To mark this occasion, I decided to bake something simple. I had some ripe bananas screaming for attention and I also had a bag of chocolate chips I’d been desperately trying to hide away from my chocolate-lover 5-year-old who finds chocolate no matter where I put it. So naturally, the choice fell on chocolate banana bread. Out of a dozen recipes I have for this delicious treat, there is one I refer to more often than others. It is Chocolate Banana Bread by Stephanie Jarowski, the owner of Joy of Baking, a wonderful web with tons of recipes for baked goodies. I adapted Stephanie’s recipe to my taste. The original recipe calls for white chocolate chips in the bread, but I used dark chocolate chips instead. Also, I used raw walnuts instead of roasted and I chose not to top the bread with brown sugar before it went in the oven. This bread is amazingly delicious – so soft and moist. I like it warm with a cup of hot tea.
If you have ripe bananas at home and would love to bake this bread but have no time at the moment, no worries, save your bananas for later use. Here’s what Stephanie suggests, “Instead of throwing them away simply slip them into a plastic bag and place them into the freezer until you have enough for baking. You can also peel and mash them, stir in 1 teaspoon lemon juice for each banana, and freeze in an airtight container or bag. They will keep about six months in the freezer.” Thank you, Stephanie, for the delicious recipe and the great advice!
CHOCOLATE BANANA BREAD
Adapted from Joy of Baking
1 3/4 cups (245 g) all-purpose flour
1/4 cup (30 g) Dutch-processed cocoa powder
1 cup (250 g) granulated white sugar
1 teaspoon baking powder
1/4 teaspoon baking soda
1/4 teaspoon salt
3 ripe bananas (approximately 1 pound / 454 g), mashed well (about 1 1/2 cups)
2 large eggs, lightly beaten
1/2 cup (120 g) unsalted butter, melted and cooled
1 teaspoon pure vanilla extract
1/2 cup (55 g) raw walnuts or pecans, coarsely chopped
1/2 cup (85 g) dark chocolate chips
1. Preheat oven to 350F (180C). Butter and flour (or spray with a non-stick vegetable spray) the bottom and sides of a 9 X 5 X 3 inch (23 X 13 X 8 cm) loaf pan. Set aside.

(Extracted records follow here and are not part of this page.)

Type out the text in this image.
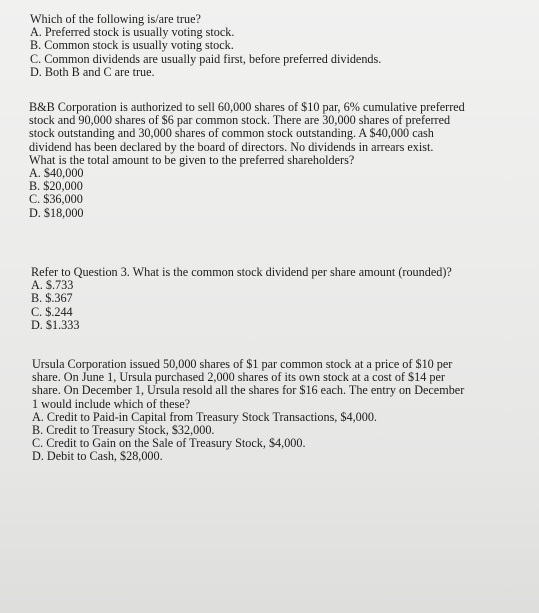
Which of the following is/are true?
A. Preferred stock is usually voting stock.
B. Common stock is usually voting stock.
C. Common dividends are usually paid first, before preferred dividends.
D. Both B and C are true.
B&B Corporation is authorized to sell 60,000 shares of $10 par, 6% cumulative preferred
stock and 90,000 shares of $6 par common stock. There are 30,000 shares of preferred
stock outstanding and 30,000 shares of common stock outstanding. A $40,000 cash
dividend has been declared by the board of directors. No dividends in arrears exist.
What is the total amount to be given to the preferred shareholders?
A. $40,000
B. $20,000
C. $36,000
D. $18,000
Refer to Question 3. What is the common stock dividend per share amount (rounded)?
A. $.733
B. $.367
C. $.244
D. $1.333
Ursula Corporation issued 50,000 shares of $1 par common stock at a price of $10 per
share. On June 1, Ursula purchased 2,000 shares of its own stock at a cost of $14 per
share. On December 1, Ursula resold all the shares for $16 each. The entry on December
1 would include which of these?
A. Credit to Paid-in Capital from Treasury Stock Transactions, $4,000.
B. Credit to Treasury Stock, $32,000.
C. Credit to Gain on the Sale of Treasury Stock, $4,000.
D. Debit to Cash, $28,000.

2. In a large bowl, whisk together the flour, cocoa powder, sugar, baking powder, baking soda, and salt. Set aside.
3. In a medium bowl, combine the mashed bananas, eggs, melted butter, and vanilla. With a rubber spatula or a wooden spoon, lightly fold the wet ingredients (banana mixture) into the dry ingredients (flour mixture) until just combined and the batter is thick and chunky. Fold in the nuts and chocolate chips.
4. Scrape the batter into the prepared pan. Bake on the middle rack of the oven until the bread has risen and a toothpick inserted in the center comes out clean, about 55-65 minutes. Place on a wire rack to cool, then remove the bread from the pan. Serve warm or at room temperature. Nush Olsun! Enjoy!